The dog pack scattered under the assault. This gave me a chance to get to my feet and reach the crying toddler. The pain in my ankle slowed me down as I scooped up the kid into my arms, and made for what looked like a door. The terrified child promptly bit me twice, as I tried to make my way past the spotted canines.
Unfortunately, the crowd ran out of things to throw and dogs began circling me like...well like a pack of wild dogs.

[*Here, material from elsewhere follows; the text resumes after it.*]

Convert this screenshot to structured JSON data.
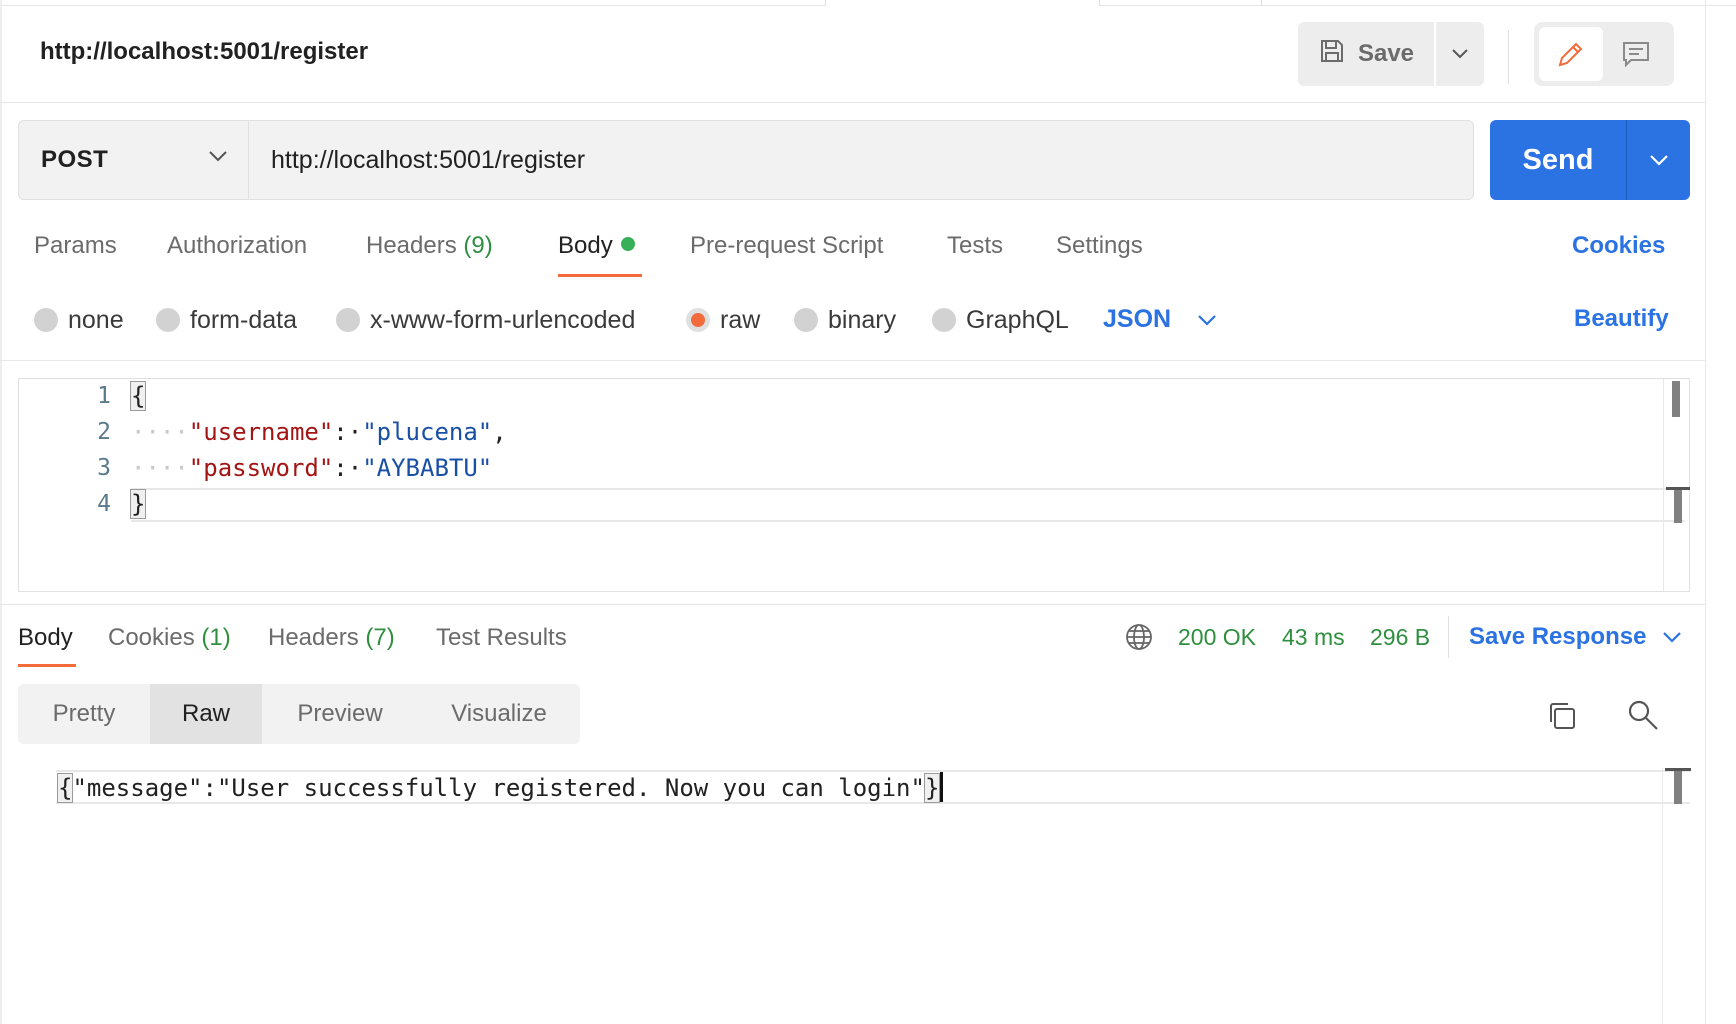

African Painted dogs, commonly take down large animals on the sub Saharan plains. Thus they evaded my kicks easily, and were taking bigger and bigger chunks out of me, one even jumping up to latch onto my collar ripping my shirt in half. I was spinning around, and managed to protect the screaming toddler from getting bit, while not letting any of the dogs latch onto me too deeply.
"I'd give my left leg for a big stick!" I thought, kicking wildly at the snapping horde.
Then like a prayer answered from heaven, a big stick dropped right in front of me. Well not a big stick exactly, but close enough. It was a leg; Ileana's left leg to be precise. She had unstrapped her prosthesis and thrown it down to me to us as a weapon.
I shifted the child to my left arm, who promptly bit me again, and grabbed Ileana's fake leg off the ground. Both swinging and stabbing away with my new "stick", I was able to clear a path and make headway toward a door I hoped would get us out of this dog pound.
After a few hits, the dogs were staying out of the range of the Ileana limb, only getting in a quick nibble off me. Using my new earned "legroom" I fought my way to the door, and pulled on the handle.
Naturally it was locked.
"Where the hell are the zoo people?" I shouted up to the crowd.
I felt my strength waning.
"OPEN the FUCKING DOOR!" I yelled, feeling weak, as holding up the kid and keeping the dogs at bay was becoming impossible.
Backing away from yet another snarling set of fangs, I almost tripped over the mesh metal trash can laying on its side. I tried to keep the trash can between me and the dogs, but the mutts were everywhere.
"I need a flamethrower," I thought glancing up, but this time no flamethrower dropped from the heavens.
Then it hit me "Flamethower..flames..fire..fire extinguisher! Where is the fire extinguisher!"
I quickly looked around and saw the regulation fire extinguisher by the door, but not before one of the pack gave me a gouge for my inattention.
Stooping low, I heaved Ileana's leg like a big throwing star at the nearest group of canines, this backed them up, giving me enough time to set the toddler on the ground and slam the metal mesh trash can upside-down over him. This encased the boy in a small metal enclosure. In one step, I yanked the fire extinguisher from the wall, and pulled the pin.